Genève, 16 februari 2023 – De Wereldgezondheidsorganisatie heeft een nieuwe klinische casusdefinitie vrijgegeven voor post-COVID-syndroom of ‘Long COVID’ bij kinderen en jongeren.
Kinderen en jongeren hebben meer kans om weinig of geen symptomen te hebben, of een milde ziekte te ontwikkelen na besmetting met COVID-19. Als gevolg hiervan kan de impact en de symptomen die ze ervaren in de postacute periode verschillen. Kinderen met een post-COVID-syndroom hebben meer kans op vermoeidheid, een veranderde geur en angst dan gezonde kinderen. Voor zowel volwassenen als kinderen geldt: hoe lang de symptomen aanhouden (minstens 2 maanden) en hoe snel na de eerste infectie ze beginnen (binnen 3 maanden) gebruikelijk is in de twee definities.
De nieuwe definitie is gebaseerd op de meest recente wetenschappelijke gegevens en is ontwikkeld door middel van een consensusproces van deskundigen, inclusief de betrokkenheid van pleitbezorgers van patiënten en clinici. De WHO gebruikte een consensuszoekende benadering, een Delphi-oefening genaamd, waarvoor experts en patiënten reageerden op herhaalde enquêtes. Deze definitie is van toepassing op kinderen van alle leeftijden, waarbij rekening wordt gehouden met leeftijdsspecifieke symptomen.

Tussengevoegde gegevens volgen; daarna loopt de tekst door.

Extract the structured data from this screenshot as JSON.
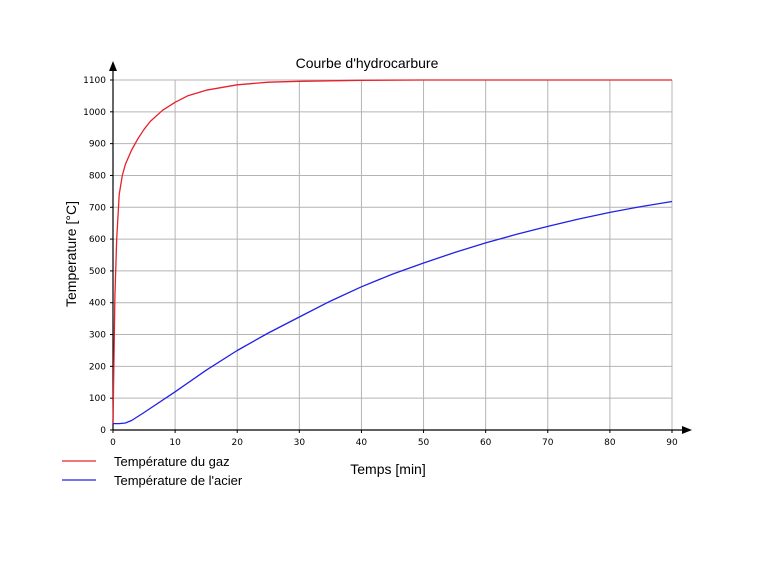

De WHO heeft het proces geïnitieerd voor het ontwikkelen van een specifieke definitie voor kinderen en jongeren, omdat COVID-19 hen anders treft dan volwassenen.
Definitie
“Post-COVID-syndroom bij kinderen en jongeren komt voor bij personen met een voorgeschiedenis van bevestigde of waarschijnlijke SARS-CoV-2-infectie, wanneer ze symptomen ervaren die minstens 2 maanden aanhouden en aanvankelijk optraden binnen 3 maanden na acute COVID-19. Huidig bewijs suggereert dat symptomen die vaker worden gemeld bij kinderen en jongeren met post-COVID-syndroom in vergelijking met controles vermoeidheid, veranderde geur (anosmie) en angst zijn. Er zijn ook andere symptomen gemeld. Symptomen hebben over het algemeen invloed op het dagelijks functioneren, zoals veranderingen in eetgewoonten, lichamelijke activiteit, gedrag, academische prestaties, sociale functies (interacties met vrienden, leeftijdsgenoten, familie) en ontwikkelingsmijlpalen. Symptomen kunnen nieuw ontstaan na aanvankelijk herstel van acute COVID-19 of aanhouden na de aanvankelijke ziekte. Ze kunnen ook in de loop van de tijd fluctueren of terugvallen. Opwerking kan aanvullende diagnoses aan het licht brengen, maar dit sluit de diagnose van post-COVID-syndroom niet uit.”
Over post-COVID
Iedereen met COVID-19 kan post-COVID-syndroom krijgen, ongeacht de ernst van de ziekte, hoewel dit vaker wordt gemeld bij mensen met een ernstige ziekte. Het Institute for Health Metrics and Evaluation (IHME) schatte dat eind 2021 145 miljoen mensen een post-COVID-syndroom hadden ontwikkeld (3,7% van degenen die besmet waren met SARS-CoV-2), zoals gedefinieerd door de definitie van klinische gevallen van de WHO, met 15,1% van degenen (22 miljoen) met aanhoudende symptomen 12 maanden na het begin van de infectie.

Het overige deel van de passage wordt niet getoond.